The high temperatures are expected to continue for the next five to six days, concentrated in Northern Argentina, Paraguay, Bolivia and southwest Brazil, where they could reach up to 40 degrees Celsius (104 Fahrenheit), Herrara told CNN on Wednesday.
Pushing temperatures ‘into the unknown’
“What we are experiencing is the combination of two phenomena: a global warming trend due to climate change plus the El Niño phenomenon,” Rojas said on Twitter.
El Niño, a natural climate pattern that originates in the tropical Pacific Ocean, brings warmer-than-average sea-surface temperatures and has a major influence on weather across the globe. Layered on top of global warming, caused by humans burning planet-warming fossil fuels, temperatures can reach record-breaking levels.
This extreme heat in parts of South America fits into a broader global pattern.

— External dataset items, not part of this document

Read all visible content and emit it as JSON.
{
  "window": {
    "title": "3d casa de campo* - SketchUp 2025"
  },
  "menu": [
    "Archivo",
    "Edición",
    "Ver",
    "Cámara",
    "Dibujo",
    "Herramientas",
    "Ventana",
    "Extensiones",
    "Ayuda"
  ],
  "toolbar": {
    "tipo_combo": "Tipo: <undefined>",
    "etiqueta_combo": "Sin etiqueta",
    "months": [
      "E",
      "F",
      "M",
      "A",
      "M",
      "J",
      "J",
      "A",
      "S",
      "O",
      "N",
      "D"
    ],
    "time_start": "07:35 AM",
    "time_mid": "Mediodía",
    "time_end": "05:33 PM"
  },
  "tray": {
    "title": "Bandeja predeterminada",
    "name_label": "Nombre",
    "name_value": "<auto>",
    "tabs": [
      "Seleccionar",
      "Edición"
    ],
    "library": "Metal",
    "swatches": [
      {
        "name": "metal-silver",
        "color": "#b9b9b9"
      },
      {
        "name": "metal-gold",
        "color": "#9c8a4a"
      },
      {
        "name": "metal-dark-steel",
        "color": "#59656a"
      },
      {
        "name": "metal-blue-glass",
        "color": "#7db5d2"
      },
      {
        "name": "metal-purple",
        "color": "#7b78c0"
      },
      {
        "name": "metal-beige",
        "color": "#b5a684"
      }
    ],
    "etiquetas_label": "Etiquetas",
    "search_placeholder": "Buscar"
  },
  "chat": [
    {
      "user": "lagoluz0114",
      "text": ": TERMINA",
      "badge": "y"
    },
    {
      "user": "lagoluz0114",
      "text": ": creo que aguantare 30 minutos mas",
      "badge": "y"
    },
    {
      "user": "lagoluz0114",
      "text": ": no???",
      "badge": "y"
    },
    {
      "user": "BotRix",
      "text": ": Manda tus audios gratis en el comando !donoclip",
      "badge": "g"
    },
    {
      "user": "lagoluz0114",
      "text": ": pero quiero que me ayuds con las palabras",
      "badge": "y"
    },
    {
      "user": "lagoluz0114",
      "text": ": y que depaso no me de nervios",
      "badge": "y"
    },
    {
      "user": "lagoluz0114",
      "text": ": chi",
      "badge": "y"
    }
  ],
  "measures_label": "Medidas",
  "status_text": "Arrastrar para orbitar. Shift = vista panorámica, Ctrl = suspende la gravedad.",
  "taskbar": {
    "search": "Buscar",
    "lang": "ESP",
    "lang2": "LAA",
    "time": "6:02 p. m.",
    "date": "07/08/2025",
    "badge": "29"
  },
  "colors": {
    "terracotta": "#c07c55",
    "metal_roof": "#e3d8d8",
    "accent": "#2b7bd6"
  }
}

July was the planet’s hottest month on record by a significant margin, and scientists found the heat waves that seared parts of the US, southern Europe and China in the Northern Hemisphere summer were made significantly more likely by the human-caused climate crisis.
“What to do? We know the solution: stop burning fossil fuels urgently!” Rojas said.
For Cordero, this winter’s unusual heat is alarming. “Just like the rest of the world, the combination of climate change and El Niño is pushing temperatures into the unknown,” he said.